As to the first, after noting that the First Amendment applies to social media and not only physical forums but also ‘metaphysical’ ones, under Packingham v. North Carolina, 137 S. Ct. 1730 (2017), and Rosenberger v. Rector & Visitors of Univ. of Virginia, 515 U.S. 819, 830 (1995), the court concluded that a public forum was created when the account was “intentionally opened for public discussion when the President, upon assuming office, repeatedly used the Account as an official vehicle for governance and made its interactive features accessible to the public without limitation.”  And because of the difficulty of any work-around for a blocked plaintiff to continue to engage with the President’s tweets (and everyone else’s responsive tweets), being blocked burdened the plaintiffs’ speech.

As to the second, everyone agrees that the President’s tweets are government speech.  But blocking someone is not government speech; it is the President’s supervision of the interactive features of the account.  It is his control over other people’s ability to interact with his speech and their ability to speak about and to others about his speech.  And that’s not government speech.  That’s excluding someone from a forum.

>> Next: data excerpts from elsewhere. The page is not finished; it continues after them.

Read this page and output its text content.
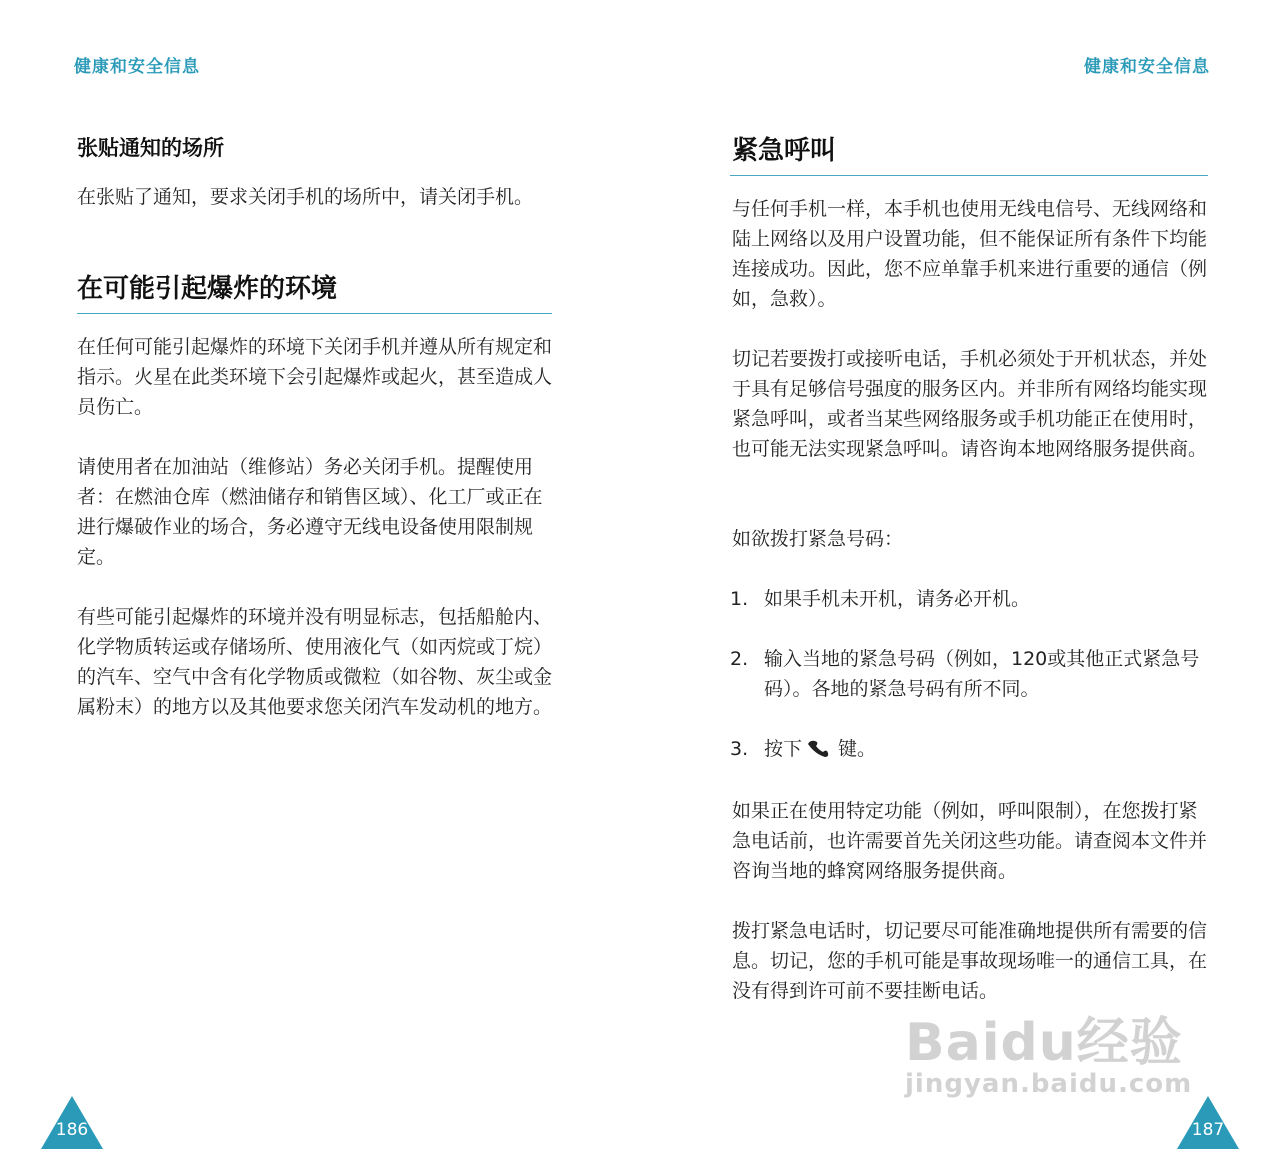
健康和安全信息
张贴通知的场所

在张贴了通知，要求关闭手机的场所中，请关闭手机。

在可能引起爆炸的环境

在任何可能引起爆炸的环境下关闭手机并遵从所有规定和指示。火星在此类环境下会引起爆炸或起火，甚至造成人员伤亡。

请使用者在加油站（维修站）务必关闭手机。提醒使用者：在燃油仓库（燃油储存和销售区域）、化工厂或正在进行爆破作业的场合，务必遵守无线电设备使用限制规定。

有些可能引起爆炸的环境并没有明显标志，包括船舱内、化学物质转运或存储场所、使用液化气（如丙烷或丁烷）的汽车、空气中含有化学物质或微粒（如谷物、灰尘或金属粉末）的地方以及其他要求您关闭汽车发动机的地方。

186
健康和安全信息
紧急呼叫

与任何手机一样，本手机也使用无线电信号、无线网络和陆上网络以及用户设置功能，但不能保证所有条件下均能连接成功。因此，您不应单靠手机来进行重要的通信（例如，急救）。

切记若要拨打或接听电话，手机必须处于开机状态，并处于具有足够信号强度的服务区内。并非所有网络均能实现紧急呼叫，或者当某些网络服务或手机功能正在使用时，也可能无法实现紧急呼叫。请咨询本地网络服务提供商。

如欲拨打紧急号码：

1. 如果手机未开机，请务必开机。
2. 输入当地的紧急号码（例如，120或其他正式紧急号码）。各地的紧急号码有所不同。
3. 按下 键。

如果正在使用特定功能（例如，呼叫限制），在您拨打紧急电话前，也许需要首先关闭这些功能。请查阅本文件并咨询当地的蜂窝网络服务提供商。

拨打紧急电话时，切记要尽可能准确地提供所有需要的信息。切记，您的手机可能是事故现场唯一的通信工具，在没有得到许可前不要挂断电话。

187
Baidu经验
jingyan.baidu.com
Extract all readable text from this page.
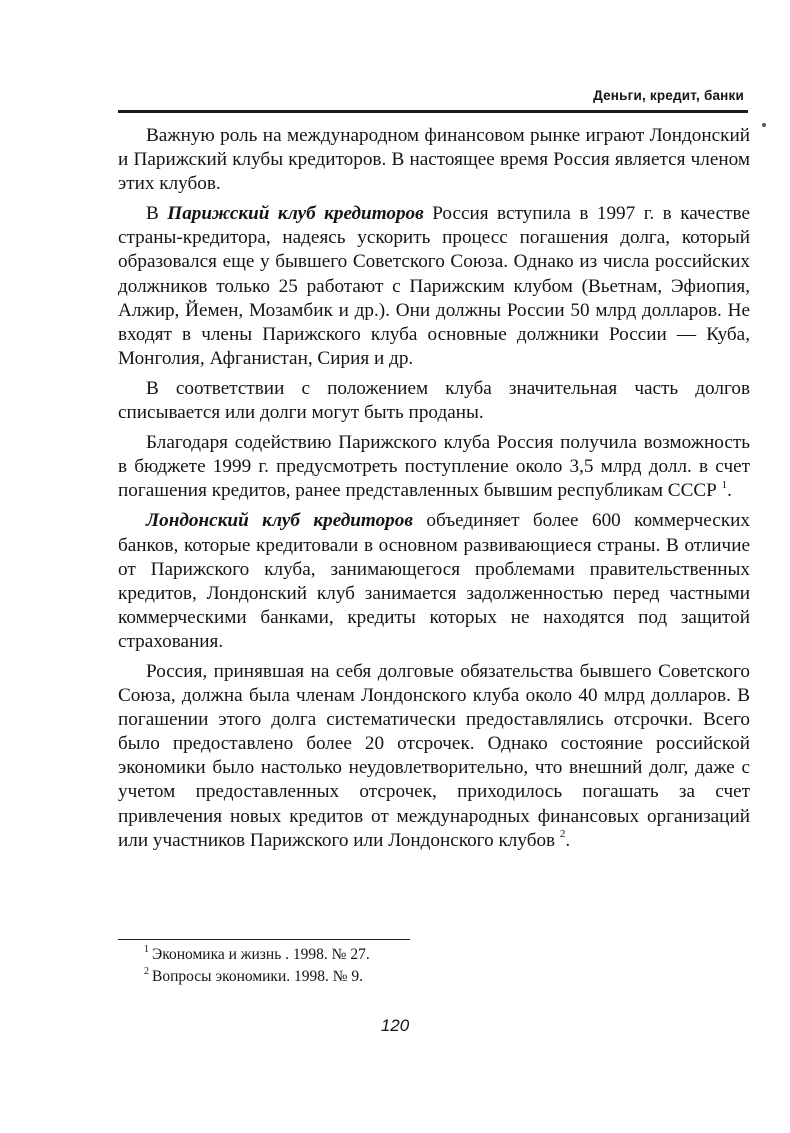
Деньги, кредит, банки

Важную роль на международном финансовом рынке играют Лондонский и Парижский клубы кредиторов. В настоящее время Россия является членом этих клубов.

В Парижский клуб кредиторов Россия вступила в 1997 г. в качестве страны-кредитора, надеясь ускорить процесс погашения долга, который образовался еще у бывшего Советского Союза. Однако из числа российских должников только 25 работают с Парижским клубом (Вьетнам, Эфиопия, Алжир, Йемен, Мозамбик и др.). Они должны России 50 млрд долларов. Не входят в члены Парижского клуба основные должники России — Куба, Монголия, Афганистан, Сирия и др.

В соответствии с положением клуба значительная часть долгов списывается или долги могут быть проданы.

Благодаря содействию Парижского клуба Россия получила возможность в бюджете 1999 г. предусмотреть поступление около 3,5 млрд долл. в счет погашения кредитов, ранее представленных бывшим республикам СССР $^1$.

Лондонский клуб кредиторов объединяет более 600 коммерческих банков, которые кредитовали в основном развивающиеся страны. В отличие от Парижского клуба, занимающегося проблемами правительственных кредитов, Лондонский клуб занимается задолженностью перед частными коммерческими банками, кредиты которых не находятся под защитой страхования.

Россия, принявшая на себя долговые обязательства бывшего Советского Союза, должна была членам Лондонского клуба около 40 млрд долларов. В погашении этого долга систематически предоставлялись отсрочки. Всего было предоставлено более 20 отсрочек. Однако состояние российской экономики было настолько неудовлетворительно, что внешний долг, даже с учетом предоставленных отсрочек, приходилось погашать за счет привлечения новых кредитов от международных финансовых организаций или участников Парижского или Лондонского клубов $^2$.

$^1$ Экономика и жизнь . 1998. № 27.
$^2$ Вопросы экономики. 1998. № 9.
120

In short, the President’s Twitter feed is a public forum for First Amendment purposes and the President cannot, consistent with the First Amendment, block his critics from it.

There are a lot of things that could be said, and deep questions raised, about the public forum and state action doctrines, and the increasing pressure being put both from technology as well as changes in how government at all levels increasingly operates (see, e.g., important work by Jon Michaels and Martha Minow). 

Whatever we might say about those questions, however, this case seems a relatively easy one.  For that reason, I wouldn’t bet on the President’s prospects before the Supreme Court—particularly this speech-friendly Court. 

Disclaimer:  Amanda joined an amicus brief of First Amendment scholars in support of the plaintiffs and consulted with Knight lawyers on these issues.